首をひねりながら、ボトルを持って、リビングに戻る。喜んでくれる――と思ったら、天外はテーブルに視線を落としていた。
「……どうした?天外?」
「……これ」
つまみ上げたのは、天外の名刺だった。いきなり表情を無くした男に、文彰は「うん?」と促した。
「連絡してって言ったよね?」
「あー……そうだった、ね」
「そうだったね?!!!」
やばい。文彰の脳内でアラーム音が鳴る。忘れていた。天外のもう一つの欠点。
「そうだったね、てなんだよ!!ふざけてんのか?!なんで連絡しねーんだよ!」
「ごめん、ごめんな、天外、ごめんっ、あの天外、ここ壁があんま」
「なんで連絡しなかった??!!!」
ドンッ
拳をテーブルに叩き付ける音がする。頬は紅潮し、目が釣り上がっていた。怒りを示すように、何度もテーブルを叩く。
やばい、やばい……面倒くさい。
天外の面倒なところ。
「俺と連絡取りたくなかったの?!」
「違う、違うから、な、天外、ごめん」
すぐキレるところ。
文彰は心の中で、ため息をついた。虫けらを見る目で、先輩達を見ていた若者は、あまり怒りの感情が無いのだと――お坊ちゃんだから。心に余裕があるんだと思っていた。

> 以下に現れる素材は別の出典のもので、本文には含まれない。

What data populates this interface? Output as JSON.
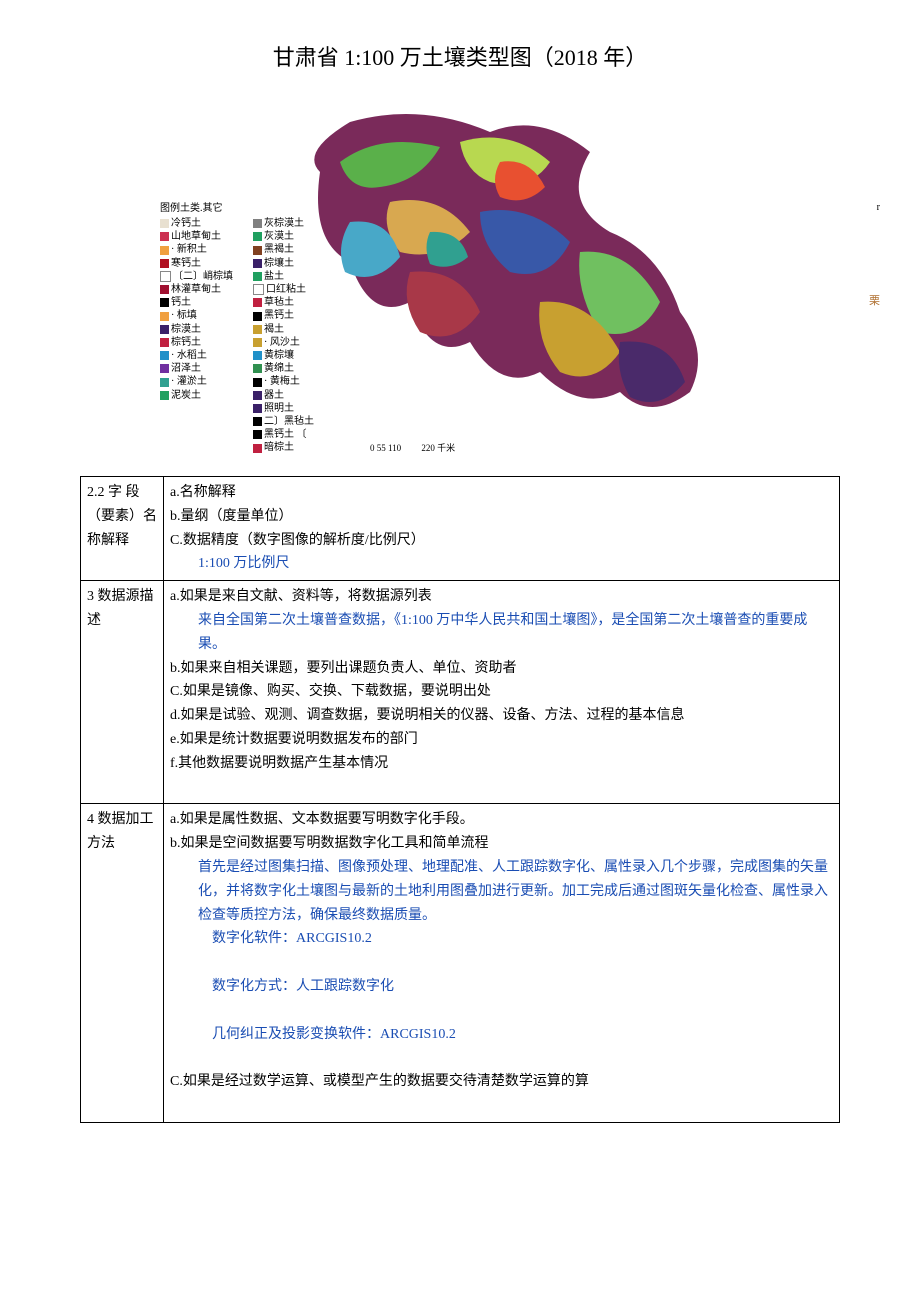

交流が増えていくうちに、勘違いだと気がついた。ふてくされる、泣く、喚くは当たり前。特に文彰が、天外との予定を優先させなければ、般若の形相になる。6年前は、まだ若いからな~と、悠長に構えていた。
「違うじゃないだろ!俺のことどうでもいいんだろ!」
「違うって、ごめん、無くしてな、ごめん、連絡しようと思ってた。本当だよ」
唇を戦慄かせた若者に、文彰は謝り倒していた。まさか28になって、パワーアップしているとは思わなかった――変わらないんだなと、ちょっと懐かしくなった。

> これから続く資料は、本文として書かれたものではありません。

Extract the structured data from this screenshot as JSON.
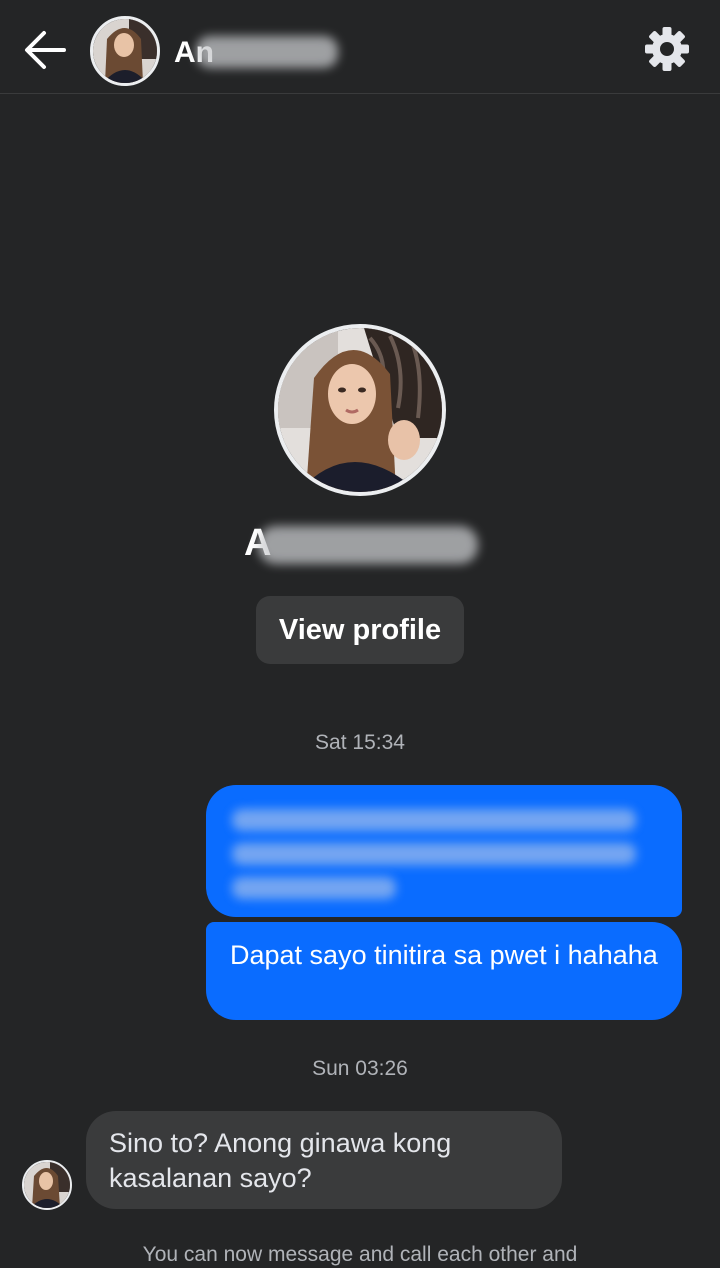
{
  "header": {
    "back_icon": "arrow-left-icon",
    "contact_name": "An",
    "settings_icon": "gear-icon"
  },
  "profile": {
    "name": "A",
    "view_profile_label": "View profile"
  },
  "messages": {
    "timestamp_1": "Sat 15:34",
    "outgoing_2": "Dapat sayo tinitira sa pwet i hahaha",
    "timestamp_2": "Sun 03:26",
    "incoming_1": "Sino to? Anong ginawa kong kasalanan sayo?"
  },
  "footer": {
    "note": "You can now message and call each other and"
  },
  "colors": {
    "background": "#242526",
    "outgoing_bubble": "#0a6cff",
    "incoming_bubble": "#3a3b3c",
    "button_bg": "#3a3b3c"
  }
}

「ごめん、本当。本当に連絡しようと思ってて。でも、ほら、おじさんだから、メッセージ打つの苦手でさぁ」
「スマホ!!」
素直に出さないと、テーブルの上、全てなぎ倒されそうだった。スマホを差し出すと、ひったくるように取り上げられた。
「パスワード!」
「あ~……」
新機種に変えた日を教えると、天外はスマホから目を離さなくなった。血走った目で、小さな画面を覗き込んでいる。
とりあえず、怒鳴らなくなった。
静かになってくれたと、文彰はストレッチをした。負の感情をぶつけられるのは、仕事でもプライベートでも避けたい。好きなヤツなんか、いないだろう。
天外の若さ特有――もの凄い速さの、指の動きをぼんやり見つめていたら、スマホを見せられた。
「いいの?」
「パスワード!変更するから!」
ここで嫌だと言ったら、暴れるかもしれない。はいはいと、素直に設定画面を開いた。
「今から言う数字、設定して」
聞き慣れない、数字の羅列だった。聞くと天外の誕生日だと言う。なんで?と突っ込んだら「俺にこんな不誠実な対応しといて、嫌だとか言うわけ?!」と、またブチ切れられた。
「やっぱり俺と連絡取りたくないんだろう!!」
「違うよ、嫌とかじゃないよ、うん……覚えやすいなぁ」
ご機嫌を取るように「いい数字」「牡羊座?」と適当なことを言った。眼が吊り上がっていた天外も、徐々に態度が柔らかくなっていった。
「……アカウント、フレンド登録したから」
「あ~、ありがとな」
「SNSは一個だけ?こっちもフォローしといたから」
「ああ~、うん」
クーポン情報なんかを集めるだけのアカウント。近況も呟かないし、フォロワーもゼロ……アイコンが灰色の、tenというアカウントに、フォローされていた。
「SNSのアカウント、もう無い?」
「ないよ、ない」
「メールアドレス、電話番号、全部登録しといたから……文彰さん」
小さな頭を肩に乗せられた。甘えるような上目遣いに、困惑した――五分前、キレ散らかしていた男と、同一人物か?
首を傾げたくなる程、天外の情緒は安定していなかった。昔と変わってない。ちょっと安心して――少しだけ、文彰は不安を覚えた。